Neufeld Anna C, Gao Lucy L, Witten Daniela M
Department of Statistics, University of Washington, Seattle, WA 98195, USA.
Department of Statistics, University of British Columbia, Vancouver, British Columbia, V6T 1Z4, Canada.
J Mach Learn Res. 2022;23.
We consider conducting inference on the output of the Classification and Regression Tree (CART) (Breiman et al., 1984) algorithm. A naive approach to inference that does not account for the fact that the tree was estimated from the data will not achieve standard guarantees, such as Type 1 error rate control and nominal coverage. Thus, we propose a selective inference framework for conducting inference on a fitted CART tree.

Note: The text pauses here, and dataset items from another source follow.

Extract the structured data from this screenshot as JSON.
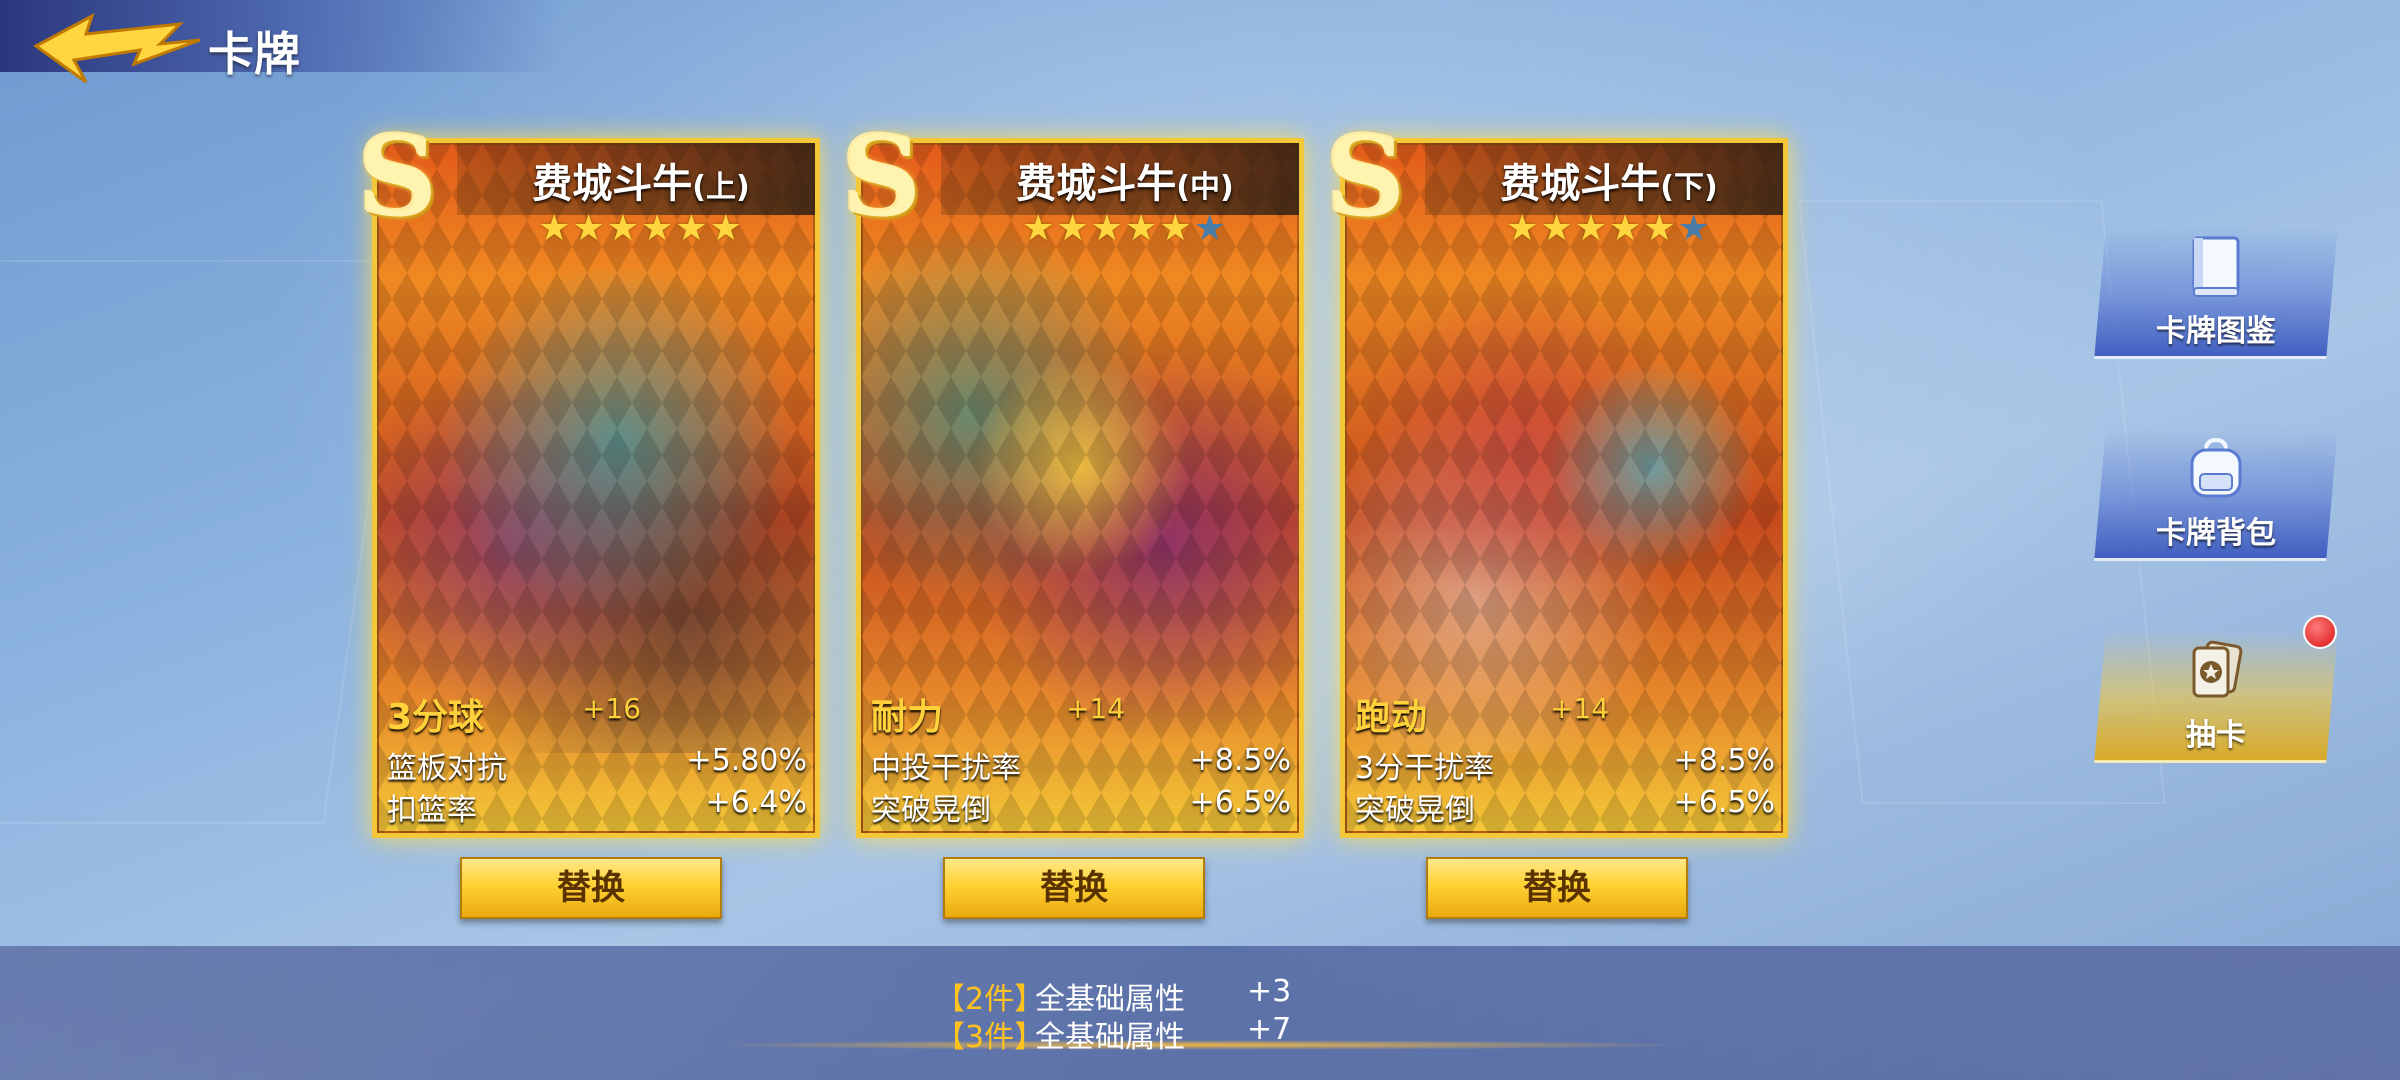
{
  "header": {
    "title": "卡牌"
  },
  "cards": [
    {
      "grade": "S",
      "name": "费城斗牛",
      "part": "(上)",
      "stars_filled": 6,
      "stars_total": 6,
      "main_attr": "3分球",
      "main_bonus": "+16",
      "stats": [
        {
          "label": "篮板对抗",
          "value": "+5.80%"
        },
        {
          "label": "扣篮率",
          "value": "+6.4%"
        }
      ]
    },
    {
      "grade": "S",
      "name": "费城斗牛",
      "part": "(中)",
      "stars_filled": 5,
      "stars_total": 6,
      "main_attr": "耐力",
      "main_bonus": "+14",
      "stats": [
        {
          "label": "中投干扰率",
          "value": "+8.5%"
        },
        {
          "label": "突破晃倒",
          "value": "+6.5%"
        }
      ]
    },
    {
      "grade": "S",
      "name": "费城斗牛",
      "part": "(下)",
      "stars_filled": 5,
      "stars_total": 6,
      "main_attr": "跑动",
      "main_bonus": "+14",
      "stats": [
        {
          "label": "3分干扰率",
          "value": "+8.5%"
        },
        {
          "label": "突破晃倒",
          "value": "+6.5%"
        }
      ]
    }
  ],
  "replace_label": "替换",
  "side_menu": [
    {
      "label": "卡牌图鉴",
      "icon": "book-icon"
    },
    {
      "label": "卡牌背包",
      "icon": "backpack-icon"
    },
    {
      "label": "抽卡",
      "icon": "card-draw-icon",
      "notification": true
    }
  ],
  "set_bonus": [
    {
      "open": "【",
      "count": "2件",
      "close": "】",
      "name": "全基础属性",
      "value": "+3"
    },
    {
      "open": "【",
      "count": "3件",
      "close": "】",
      "name": "全基础属性",
      "value": "+7"
    }
  ],
  "colors": {
    "accent_gold": "#ffd233",
    "card_border": "#f3c838",
    "side_blue": "#3c5abe",
    "notification_red": "#d81414"
  }
}
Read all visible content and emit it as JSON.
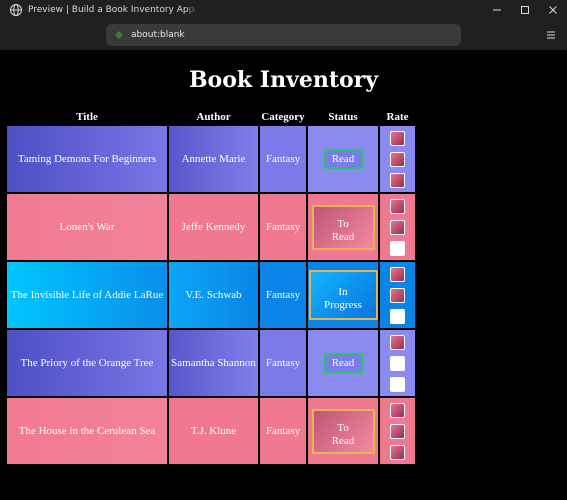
{
  "window": {
    "title": "Preview | Build a Book Inventory App",
    "title_visible": "Preview | Build a Book Inventory Ap",
    "title_faded": "p"
  },
  "browser": {
    "url": "about:blank"
  },
  "page": {
    "heading": "Book Inventory"
  },
  "table": {
    "headers": {
      "title": "Title",
      "author": "Author",
      "category": "Category",
      "status": "Status",
      "rate": "Rate"
    },
    "rows": [
      {
        "title": "Taming Demons For Beginners",
        "author": "Annette Marie",
        "category": "Fantasy",
        "status": "Read",
        "status_kind": "read",
        "rating": [
          true,
          true,
          true
        ]
      },
      {
        "title": "Lonen's War",
        "author": "Jeffe Kennedy",
        "category": "Fantasy",
        "status_line1": "To",
        "status_line2": "Read",
        "status_kind": "toread",
        "rating": [
          true,
          true,
          false
        ]
      },
      {
        "title": "The Invisible Life of Addie LaRue",
        "author": "V.E. Schwab",
        "category": "Fantasy",
        "status_line1": "In",
        "status_line2": "Progress",
        "status_kind": "inprog",
        "rating": [
          true,
          true,
          false
        ]
      },
      {
        "title": "The Priory of the Orange Tree",
        "author": "Samantha Shannon",
        "category": "Fantasy",
        "status": "Read",
        "status_kind": "read",
        "rating": [
          true,
          false,
          false
        ]
      },
      {
        "title": "The House in the Cerulean Sea",
        "author": "T.J. Klune",
        "category": "Fantasy",
        "status_line1": "To",
        "status_line2": "Read",
        "status_kind": "toread",
        "rating": [
          true,
          true,
          true
        ]
      }
    ]
  }
}
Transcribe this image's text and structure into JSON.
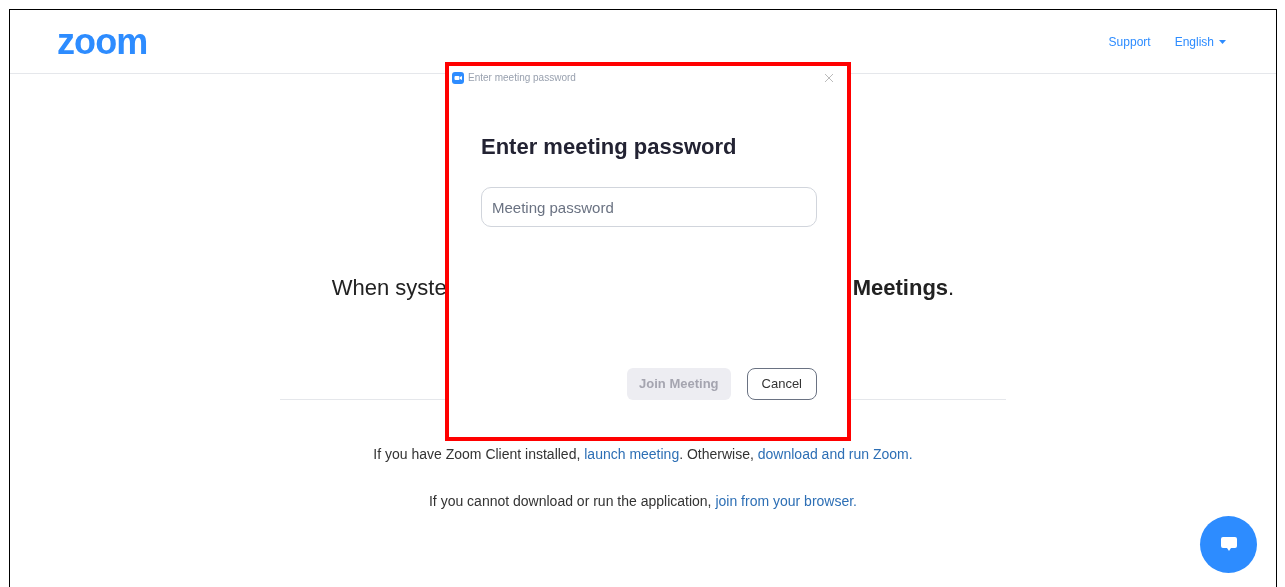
{
  "header": {
    "logo": "zoom",
    "links": [
      {
        "label": "Support"
      },
      {
        "label": "English"
      }
    ]
  },
  "prompt": {
    "left": "When syste",
    "right": "**Meetings**."
  },
  "info_lines": [
    [
      {
        "kind": "text",
        "text": "If you have Zoom Client installed, "
      },
      {
        "kind": "link",
        "text": "launch meeting"
      },
      {
        "kind": "text",
        "text": ". Otherwise, "
      },
      {
        "kind": "link",
        "text": "download and run Zoom."
      }
    ],
    [
      {
        "kind": "text",
        "text": "If you cannot download or run the application, "
      },
      {
        "kind": "link",
        "text": "join from your browser."
      }
    ]
  ],
  "dialog": {
    "title": "Enter meeting password",
    "heading": "Enter meeting password",
    "password_field": {
      "placeholder": "Meeting password"
    },
    "buttons": [
      {
        "label": "Join Meeting",
        "disabled": true
      },
      {
        "label": "Cancel",
        "disabled": false
      }
    ]
  }
}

In a nutshell, we condition on the fact that the tree was estimated from the data. We propose a test for the difference in the mean response between a pair of terminal nodes that controls the selective Type 1 error rate, and a confidence interval for the mean response within a single terminal node that attains the nominal selective coverage. Efficient algorithms for computing the necessary conditioning sets are provided. We apply these methods in simulation and to a dataset involving the association between portion control interventions and caloric intake.
我们考虑对分类回归树(CART)(Breiman等人,1984)算法的输出进行推断。一种不考虑从数据中估计树这一事实的简单推断方法无法实现标准的保证,比如一类错误率控制和名义覆盖率。因此,我们提出了一个用于对拟合的CART树进行推断的选择性推断框架。简而言之,我们基于从数据中估计树这一事实进行条件设定。我们提出了一种用于控制选择性一类错误率的一对终端节点之间平均响应差异的检验方法,以及一个在单个终端节点内实现名义选择性覆盖率的平均响应置信区间。还提供了用于计算必要条件集的高效算法。我们将这些方法应用于模拟以及一个涉及份量控制干预与热量摄入之间关联的数据集。